Além de ser a estrela das festas de São João, o milho também é um alimento extremamente nutritivo. A Profª Dra. Hortência Andrade, docente do curso de Nutrição do Centro Universitário Tiradentes (Unit-PE) — localizado na Imbiribeira, ao lado do Geraldão — destaca o alto teor de fibras como o principal benefício desse grão. “Essas fibras auxiliam muito o sistema gastrointestinal como um todo, regulam muito bem o intestino, promovem uma boa saciedade e ainda controlam os níveis de açúcar no sangue”, detalha.

Outro ponto levantado pela nutricionista é a ausência do glúten no milho, sendo um alimento seguro para celíacos, por exemplo. “As preparações de milho não possuem glúten, exceto se colocarmos algum outro farináceo que tenha. Mas alimentos como pamonha, canjica e o próprio milho cozido ou assado não possuem glúten”, pontua. Além disso, o milho é rico em vitaminas do complexo B, incluindo o ácido fólico (vitamina B9), que tem funções muito importantes no organismo, inclusive durante a gestação. Outras vitaminas, sais minerais como magnésio, ferro e fósforo, e proteínas também podem ser encontradas no milho.

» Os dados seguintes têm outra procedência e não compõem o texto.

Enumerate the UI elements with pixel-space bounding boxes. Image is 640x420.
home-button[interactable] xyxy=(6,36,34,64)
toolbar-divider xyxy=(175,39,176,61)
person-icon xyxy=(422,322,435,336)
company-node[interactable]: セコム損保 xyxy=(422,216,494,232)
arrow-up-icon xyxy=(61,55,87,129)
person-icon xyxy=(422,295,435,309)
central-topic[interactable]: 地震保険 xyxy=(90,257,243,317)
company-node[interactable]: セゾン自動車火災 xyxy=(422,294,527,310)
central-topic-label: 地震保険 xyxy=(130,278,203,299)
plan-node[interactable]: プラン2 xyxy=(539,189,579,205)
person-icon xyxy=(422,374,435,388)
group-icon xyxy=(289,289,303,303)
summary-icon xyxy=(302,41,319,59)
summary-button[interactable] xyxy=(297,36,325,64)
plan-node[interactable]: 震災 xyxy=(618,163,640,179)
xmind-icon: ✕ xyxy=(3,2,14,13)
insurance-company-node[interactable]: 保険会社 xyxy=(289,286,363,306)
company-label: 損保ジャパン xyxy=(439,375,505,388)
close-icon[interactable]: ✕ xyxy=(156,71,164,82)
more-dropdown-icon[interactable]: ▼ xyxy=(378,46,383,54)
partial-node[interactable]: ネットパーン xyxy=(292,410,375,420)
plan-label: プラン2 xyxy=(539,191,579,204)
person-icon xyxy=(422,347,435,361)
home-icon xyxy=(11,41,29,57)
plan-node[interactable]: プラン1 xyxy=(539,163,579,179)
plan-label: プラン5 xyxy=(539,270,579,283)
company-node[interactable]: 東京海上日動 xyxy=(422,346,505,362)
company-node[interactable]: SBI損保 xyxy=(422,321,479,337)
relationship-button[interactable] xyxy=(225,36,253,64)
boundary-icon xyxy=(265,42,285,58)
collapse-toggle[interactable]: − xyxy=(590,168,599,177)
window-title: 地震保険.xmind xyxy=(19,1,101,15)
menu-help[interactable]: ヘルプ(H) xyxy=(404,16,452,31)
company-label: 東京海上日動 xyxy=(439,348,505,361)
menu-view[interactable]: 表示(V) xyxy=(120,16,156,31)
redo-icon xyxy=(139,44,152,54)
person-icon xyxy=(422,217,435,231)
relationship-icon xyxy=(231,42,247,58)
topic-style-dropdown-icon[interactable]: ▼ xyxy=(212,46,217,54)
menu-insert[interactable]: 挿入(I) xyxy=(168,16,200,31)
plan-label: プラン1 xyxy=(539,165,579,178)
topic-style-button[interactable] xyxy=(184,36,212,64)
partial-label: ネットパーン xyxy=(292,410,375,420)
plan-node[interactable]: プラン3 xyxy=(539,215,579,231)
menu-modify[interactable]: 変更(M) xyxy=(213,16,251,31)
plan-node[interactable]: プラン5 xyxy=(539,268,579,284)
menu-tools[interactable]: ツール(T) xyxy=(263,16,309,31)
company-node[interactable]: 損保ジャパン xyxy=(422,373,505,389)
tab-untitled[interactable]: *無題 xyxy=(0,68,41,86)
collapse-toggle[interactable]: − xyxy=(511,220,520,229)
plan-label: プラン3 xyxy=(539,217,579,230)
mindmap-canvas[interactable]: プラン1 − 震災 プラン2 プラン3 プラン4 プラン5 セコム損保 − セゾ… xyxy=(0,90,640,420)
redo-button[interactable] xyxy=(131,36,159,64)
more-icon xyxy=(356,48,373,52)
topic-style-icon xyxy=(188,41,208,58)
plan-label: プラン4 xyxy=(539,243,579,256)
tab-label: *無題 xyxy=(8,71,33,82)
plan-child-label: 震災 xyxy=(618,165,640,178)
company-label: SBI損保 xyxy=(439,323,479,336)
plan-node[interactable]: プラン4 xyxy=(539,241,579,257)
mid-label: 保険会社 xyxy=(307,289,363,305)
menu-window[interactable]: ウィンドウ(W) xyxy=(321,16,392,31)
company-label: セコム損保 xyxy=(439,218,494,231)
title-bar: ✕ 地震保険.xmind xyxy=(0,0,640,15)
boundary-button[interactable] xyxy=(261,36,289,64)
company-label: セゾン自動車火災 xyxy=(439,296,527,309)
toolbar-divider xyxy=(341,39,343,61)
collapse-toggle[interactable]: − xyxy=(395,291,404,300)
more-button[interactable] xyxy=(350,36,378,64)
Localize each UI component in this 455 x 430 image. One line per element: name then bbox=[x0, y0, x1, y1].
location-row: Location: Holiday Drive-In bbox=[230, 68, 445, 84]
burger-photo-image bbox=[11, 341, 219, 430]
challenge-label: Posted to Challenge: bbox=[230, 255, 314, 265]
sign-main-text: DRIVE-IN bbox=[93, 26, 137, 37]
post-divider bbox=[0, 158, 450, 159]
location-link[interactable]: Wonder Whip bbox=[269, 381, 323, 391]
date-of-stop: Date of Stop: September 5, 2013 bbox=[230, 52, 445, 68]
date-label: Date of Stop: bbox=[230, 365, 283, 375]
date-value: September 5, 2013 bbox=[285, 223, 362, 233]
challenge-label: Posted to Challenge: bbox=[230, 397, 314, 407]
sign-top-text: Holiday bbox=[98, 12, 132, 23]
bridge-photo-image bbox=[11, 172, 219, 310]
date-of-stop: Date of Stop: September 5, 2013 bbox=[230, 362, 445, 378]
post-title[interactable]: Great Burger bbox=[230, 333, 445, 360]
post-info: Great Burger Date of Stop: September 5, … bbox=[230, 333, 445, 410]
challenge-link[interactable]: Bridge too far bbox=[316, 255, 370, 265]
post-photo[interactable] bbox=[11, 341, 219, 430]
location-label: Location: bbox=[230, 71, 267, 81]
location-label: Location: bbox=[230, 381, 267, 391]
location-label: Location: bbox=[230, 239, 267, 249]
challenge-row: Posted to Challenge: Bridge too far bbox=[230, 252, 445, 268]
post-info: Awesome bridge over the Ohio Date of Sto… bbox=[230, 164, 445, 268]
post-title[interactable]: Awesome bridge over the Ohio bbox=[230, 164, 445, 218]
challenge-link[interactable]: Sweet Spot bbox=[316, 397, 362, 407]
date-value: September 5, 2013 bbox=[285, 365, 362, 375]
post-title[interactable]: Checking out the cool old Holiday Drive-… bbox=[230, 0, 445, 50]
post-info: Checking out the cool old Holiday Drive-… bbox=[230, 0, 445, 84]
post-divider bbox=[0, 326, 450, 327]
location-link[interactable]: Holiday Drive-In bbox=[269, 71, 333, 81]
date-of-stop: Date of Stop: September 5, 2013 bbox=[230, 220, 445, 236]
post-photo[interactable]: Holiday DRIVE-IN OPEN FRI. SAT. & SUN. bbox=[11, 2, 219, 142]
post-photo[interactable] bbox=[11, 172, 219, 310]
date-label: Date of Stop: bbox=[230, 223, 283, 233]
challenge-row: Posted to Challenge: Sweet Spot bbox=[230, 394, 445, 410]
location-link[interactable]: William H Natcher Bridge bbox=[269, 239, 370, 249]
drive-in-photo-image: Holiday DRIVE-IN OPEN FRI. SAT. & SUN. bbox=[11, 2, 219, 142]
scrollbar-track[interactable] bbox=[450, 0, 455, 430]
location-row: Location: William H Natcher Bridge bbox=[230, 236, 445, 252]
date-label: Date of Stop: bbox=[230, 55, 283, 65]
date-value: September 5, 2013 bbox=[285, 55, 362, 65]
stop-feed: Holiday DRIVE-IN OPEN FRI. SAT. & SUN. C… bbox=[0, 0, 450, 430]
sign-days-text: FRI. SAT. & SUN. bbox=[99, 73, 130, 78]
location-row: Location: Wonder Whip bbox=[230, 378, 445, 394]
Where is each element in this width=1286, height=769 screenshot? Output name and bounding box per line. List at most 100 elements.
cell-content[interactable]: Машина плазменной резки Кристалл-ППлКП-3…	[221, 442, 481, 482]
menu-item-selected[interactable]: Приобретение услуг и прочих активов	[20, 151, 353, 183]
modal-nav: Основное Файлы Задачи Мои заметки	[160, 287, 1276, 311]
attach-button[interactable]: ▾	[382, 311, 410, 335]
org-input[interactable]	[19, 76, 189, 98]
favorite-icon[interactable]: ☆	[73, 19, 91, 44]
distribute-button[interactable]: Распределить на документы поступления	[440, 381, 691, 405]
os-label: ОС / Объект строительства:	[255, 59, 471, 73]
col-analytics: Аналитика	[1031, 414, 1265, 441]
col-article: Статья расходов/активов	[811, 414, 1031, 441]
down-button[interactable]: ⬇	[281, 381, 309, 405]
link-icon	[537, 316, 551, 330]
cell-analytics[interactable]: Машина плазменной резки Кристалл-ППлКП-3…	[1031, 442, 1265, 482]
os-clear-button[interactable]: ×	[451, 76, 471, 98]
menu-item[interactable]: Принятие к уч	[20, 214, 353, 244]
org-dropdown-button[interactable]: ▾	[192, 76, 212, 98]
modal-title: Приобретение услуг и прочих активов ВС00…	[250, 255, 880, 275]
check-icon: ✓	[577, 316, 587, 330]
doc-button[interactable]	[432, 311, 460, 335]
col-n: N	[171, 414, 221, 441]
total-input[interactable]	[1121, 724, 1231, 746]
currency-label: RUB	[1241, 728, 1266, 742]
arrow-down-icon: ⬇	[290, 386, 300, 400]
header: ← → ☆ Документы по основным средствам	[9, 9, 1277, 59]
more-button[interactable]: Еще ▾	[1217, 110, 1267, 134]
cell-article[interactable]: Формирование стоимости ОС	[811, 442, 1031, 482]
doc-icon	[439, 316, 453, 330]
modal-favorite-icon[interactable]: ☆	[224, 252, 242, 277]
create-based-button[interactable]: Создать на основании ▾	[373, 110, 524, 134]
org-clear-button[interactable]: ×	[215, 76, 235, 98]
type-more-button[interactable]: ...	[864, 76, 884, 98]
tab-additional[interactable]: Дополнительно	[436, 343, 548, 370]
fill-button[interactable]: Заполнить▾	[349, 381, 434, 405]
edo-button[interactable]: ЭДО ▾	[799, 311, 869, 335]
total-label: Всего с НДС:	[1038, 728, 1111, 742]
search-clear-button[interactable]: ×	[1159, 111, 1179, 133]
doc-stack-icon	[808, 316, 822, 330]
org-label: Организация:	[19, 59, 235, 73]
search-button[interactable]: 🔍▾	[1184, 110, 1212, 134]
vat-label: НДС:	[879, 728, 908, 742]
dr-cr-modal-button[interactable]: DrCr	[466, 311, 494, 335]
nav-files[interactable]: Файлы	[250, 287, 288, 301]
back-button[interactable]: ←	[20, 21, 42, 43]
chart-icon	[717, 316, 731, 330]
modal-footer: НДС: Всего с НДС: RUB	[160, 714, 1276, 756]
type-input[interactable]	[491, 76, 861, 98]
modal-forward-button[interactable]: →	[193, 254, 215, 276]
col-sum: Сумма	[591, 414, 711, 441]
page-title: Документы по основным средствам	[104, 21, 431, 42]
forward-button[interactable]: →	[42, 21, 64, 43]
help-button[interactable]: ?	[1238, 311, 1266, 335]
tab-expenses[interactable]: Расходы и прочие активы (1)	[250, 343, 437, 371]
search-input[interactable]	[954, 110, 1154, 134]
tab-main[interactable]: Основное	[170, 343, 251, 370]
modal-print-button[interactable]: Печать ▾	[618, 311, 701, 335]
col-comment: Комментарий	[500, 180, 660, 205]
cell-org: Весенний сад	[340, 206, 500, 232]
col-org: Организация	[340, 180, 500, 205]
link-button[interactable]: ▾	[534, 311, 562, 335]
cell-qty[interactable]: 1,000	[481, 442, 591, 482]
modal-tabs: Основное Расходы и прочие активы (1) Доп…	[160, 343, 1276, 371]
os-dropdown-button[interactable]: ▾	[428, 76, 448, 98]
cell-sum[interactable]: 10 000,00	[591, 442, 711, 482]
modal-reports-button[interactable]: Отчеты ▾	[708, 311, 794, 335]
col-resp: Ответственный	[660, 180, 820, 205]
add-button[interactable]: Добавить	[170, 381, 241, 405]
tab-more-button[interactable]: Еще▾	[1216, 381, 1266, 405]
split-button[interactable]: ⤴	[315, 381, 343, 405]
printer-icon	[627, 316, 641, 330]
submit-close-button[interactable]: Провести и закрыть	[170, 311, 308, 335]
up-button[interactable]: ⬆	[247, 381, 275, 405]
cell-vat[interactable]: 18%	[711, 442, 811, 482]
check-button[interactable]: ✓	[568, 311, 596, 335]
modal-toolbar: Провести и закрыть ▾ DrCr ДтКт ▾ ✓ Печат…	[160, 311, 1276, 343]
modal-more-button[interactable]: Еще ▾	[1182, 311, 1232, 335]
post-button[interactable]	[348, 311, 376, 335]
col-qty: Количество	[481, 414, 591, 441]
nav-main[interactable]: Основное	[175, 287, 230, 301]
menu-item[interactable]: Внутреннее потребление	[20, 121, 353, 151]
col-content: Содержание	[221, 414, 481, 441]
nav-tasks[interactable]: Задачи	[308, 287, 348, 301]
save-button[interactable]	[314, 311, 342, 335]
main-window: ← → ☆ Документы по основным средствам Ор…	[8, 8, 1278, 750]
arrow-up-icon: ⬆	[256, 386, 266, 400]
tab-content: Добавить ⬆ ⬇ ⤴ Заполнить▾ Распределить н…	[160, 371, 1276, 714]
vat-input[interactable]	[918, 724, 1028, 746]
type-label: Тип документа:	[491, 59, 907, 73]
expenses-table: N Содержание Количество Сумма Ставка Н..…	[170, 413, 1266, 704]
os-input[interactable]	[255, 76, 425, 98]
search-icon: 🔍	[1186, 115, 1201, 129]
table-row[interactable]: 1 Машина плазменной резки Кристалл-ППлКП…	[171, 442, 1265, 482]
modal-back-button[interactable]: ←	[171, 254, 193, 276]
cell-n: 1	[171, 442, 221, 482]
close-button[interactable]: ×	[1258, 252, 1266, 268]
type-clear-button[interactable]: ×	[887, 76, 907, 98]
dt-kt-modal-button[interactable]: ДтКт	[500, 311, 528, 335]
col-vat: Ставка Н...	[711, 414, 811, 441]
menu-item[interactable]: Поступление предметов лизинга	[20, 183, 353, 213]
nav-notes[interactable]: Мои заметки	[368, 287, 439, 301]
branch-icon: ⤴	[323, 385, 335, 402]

Outros ingredientes e calorias

Por outro lado, Hortência chama a atenção para outros ingredientes que costumam acompanhar o milho. O leite de coco e o açúcar, por exemplo, presentes na pamonha, canjica e munguzá, agregam mais calorias ao prato. “Se pudermos, por exemplo, usar leite de coco natural, e não aquele em conserva, e tentar reduzir a quantidade de açúcar, conseguimos equilibrar bem os benefícios e controlar os níveis de glicose no sangue”, defende. A manteiga no milho cozido e o queijo na pamonha também aumentam a quantidade de calorias desses alimentos, de acordo com Hortência.

Mesmo assim, a professora reforça que, por si só, o milho não engorda, como muitas pessoas acreditam. “O alimento de forma isolada não deve ser visto com essa crença, porque é muito relativo. Um milho cozido médio, por exemplo, tem cerca de 120 a 140 calorias, sem adicionar manteiga, o que não é muito, já que ele traz tantos benefícios. Então, é um alimento com quantitativo de caloria médio”, explica Hortência. Por isso, ela defende que o milho e os pratos preparados com ele podem estar inseridos no dia a dia sem exagero, inclusive pela presença das fibras, que controlam a glicose no sangue.